Train Accuracy: 1.000
Test Accuracy: 0.821


## Compare all of the model scores

In [134]:
# Print Logistic Regression Classifier
print('LOGISTIC REGRESSION CLASSIFIER')
print('Train Accuracy: %.3f' % lr_model.score(X_train_scaled, y_train_encoded))
print('Test Accuracy: %.3f' % lr_model.score(X_test_scaled, y_test_encoded))
print(' ')

# Print Support Vector Machine
print('SUPPORT VECTOR MACHINE')
print('Train Accuracy: %.3f' % svm_model.score(X_train_scaled, y_train_encoded))
print('Test Accuracy: %.3f' % svm_model.score(X_test_scaled, y_test_encoded))
print(' ')

# Print KNN Scores
print('KNN')
print('Train Accuracy: %.3f' % knn_model.score(X_train_scaled, y_train_encoded))
print('Test Accuracy: %.3f' % knn_model.score(X_test_scaled, y_test_encoded))
print(' ')

# Print Decision Tree Scores
print('DECISION TREE')
print('Train Accuracy: %.3f' % dt_model.score(X_train_scaled, y_train_encoded))
print('Test Accuracy: %.3f' % dt_model.score(X_test_scaled, y_test_encoded))
print(' ')

# Print Random Forest Scores
print('RANDOM FOREST')
print('Train Accuracy: %.3f' % rf_model.score(X_train_scaled, y_train_encoded))
print('Test Accuracy: %.3f' % rf_model.score(X_test_scaled, y_test_encoded))

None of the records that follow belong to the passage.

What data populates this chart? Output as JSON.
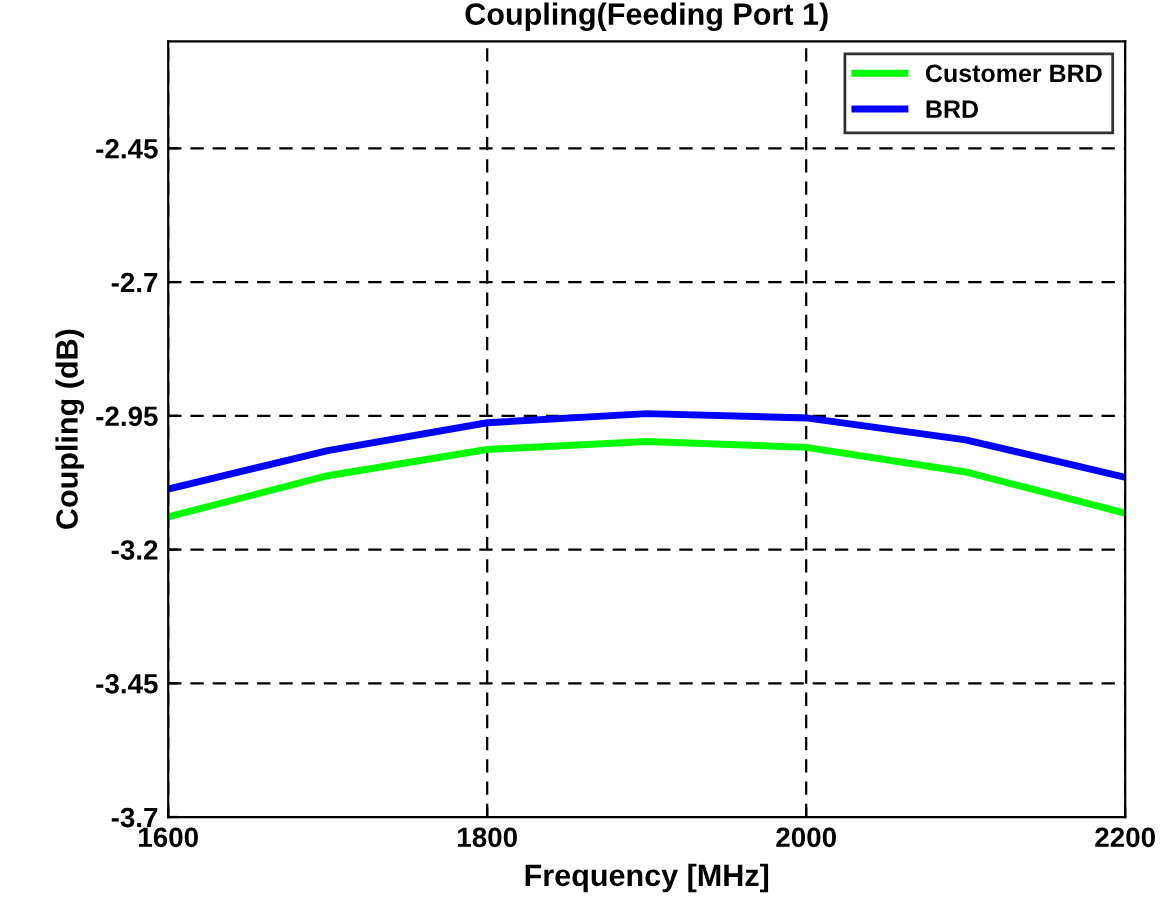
{
  "chart_data": {
    "type": "line",
    "title": "Coupling(Feeding Port 1)",
    "xlabel": "Frequency [MHz]",
    "ylabel": "Coupling (dB)",
    "xlim": [
      1600,
      2200
    ],
    "xticks": [
      1600,
      1800,
      2000,
      2200
    ],
    "ylim": [
      -3.7,
      -2.25
    ],
    "yticks": [
      -3.7,
      -3.45,
      -3.2,
      -2.95,
      -2.7,
      -2.45
    ],
    "grid": true,
    "legend": "top right",
    "line_style": "solid",
    "x": [
      1600,
      1700,
      1800,
      1900,
      2000,
      2100,
      2200
    ],
    "series": [
      {
        "name": "Customer BRD",
        "color": "#00ff00",
        "values": [
          -3.139,
          -3.062,
          -3.013,
          -2.998,
          -3.009,
          -3.055,
          -3.132
        ]
      },
      {
        "name": "BRD",
        "color": "#0000ff",
        "values": [
          -3.087,
          -3.015,
          -2.963,
          -2.946,
          -2.954,
          -2.995,
          -3.065
        ]
      }
    ]
  }
}
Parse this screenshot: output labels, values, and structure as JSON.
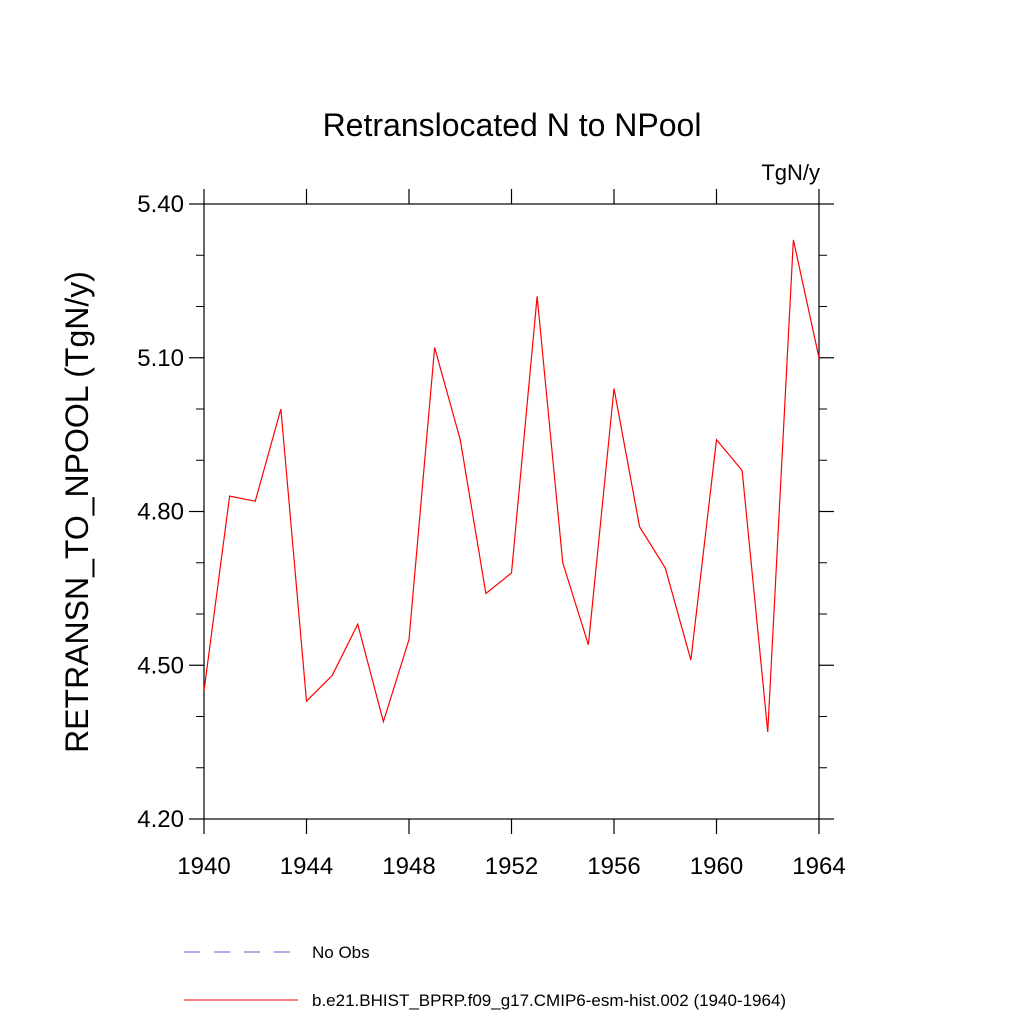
{
  "chart_data": {
    "type": "line",
    "title": "Retranslocated N to NPool",
    "units": "TgN/y",
    "ylabel": "RETRANSN_TO_NPOOL  (TgN/y)",
    "xlabel": "",
    "xlim": [
      1940,
      1964
    ],
    "ylim": [
      4.2,
      5.4
    ],
    "x_ticks": [
      1940,
      1944,
      1948,
      1952,
      1956,
      1960,
      1964
    ],
    "x_tick_labels": [
      "1940",
      "1944",
      "1948",
      "1952",
      "1956",
      "1960",
      "1964"
    ],
    "y_ticks": [
      4.2,
      4.5,
      4.8,
      5.1,
      5.4
    ],
    "y_tick_labels": [
      "4.20",
      "4.50",
      "4.80",
      "5.10",
      "5.40"
    ],
    "y_minor_step": 0.1,
    "x_minor_step": 1,
    "grid": false,
    "legend_position": "bottom",
    "series": [
      {
        "name": "No Obs",
        "color": "#6a5acd",
        "dash": "dashed",
        "x": [],
        "values": []
      },
      {
        "name": "b.e21.BHIST_BPRP.f09_g17.CMIP6-esm-hist.002 (1940-1964)",
        "color": "#ff0000",
        "dash": "solid",
        "x": [
          1940,
          1941,
          1942,
          1943,
          1944,
          1945,
          1946,
          1947,
          1948,
          1949,
          1950,
          1951,
          1952,
          1953,
          1954,
          1955,
          1956,
          1957,
          1958,
          1959,
          1960,
          1961,
          1962,
          1963,
          1964
        ],
        "values": [
          4.45,
          4.83,
          4.82,
          5.0,
          4.43,
          4.48,
          4.58,
          4.39,
          4.55,
          5.12,
          4.94,
          4.64,
          4.68,
          5.22,
          4.7,
          4.54,
          5.04,
          4.77,
          4.69,
          4.51,
          4.94,
          4.88,
          4.37,
          5.33,
          5.1
        ]
      }
    ]
  }
}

LOGISTIC REGRESSION CLASSIFIER
Train Accuracy: 0.875
Test Accuracy: 0.808
 
SUPPORT VECTOR MACHINE
Train Accuracy: 0.806
Test Accuracy: 0.718
 
KNN
Train Accuracy: 0.836
Test Accuracy: 0.744
 
DECISION TREE
Train Accuracy: 1.000
Test Accuracy: 0.731
 
RANDOM FOREST
Train Accuracy: 1.000
Test Accuracy: 0.821


## Which is the most accurate model?

**Logisitic Regression Classifier** because the test data outperforms the training data. In comparison, we believe the Decision Tree and Random Forest are overfit due to the perfect training data accuracy.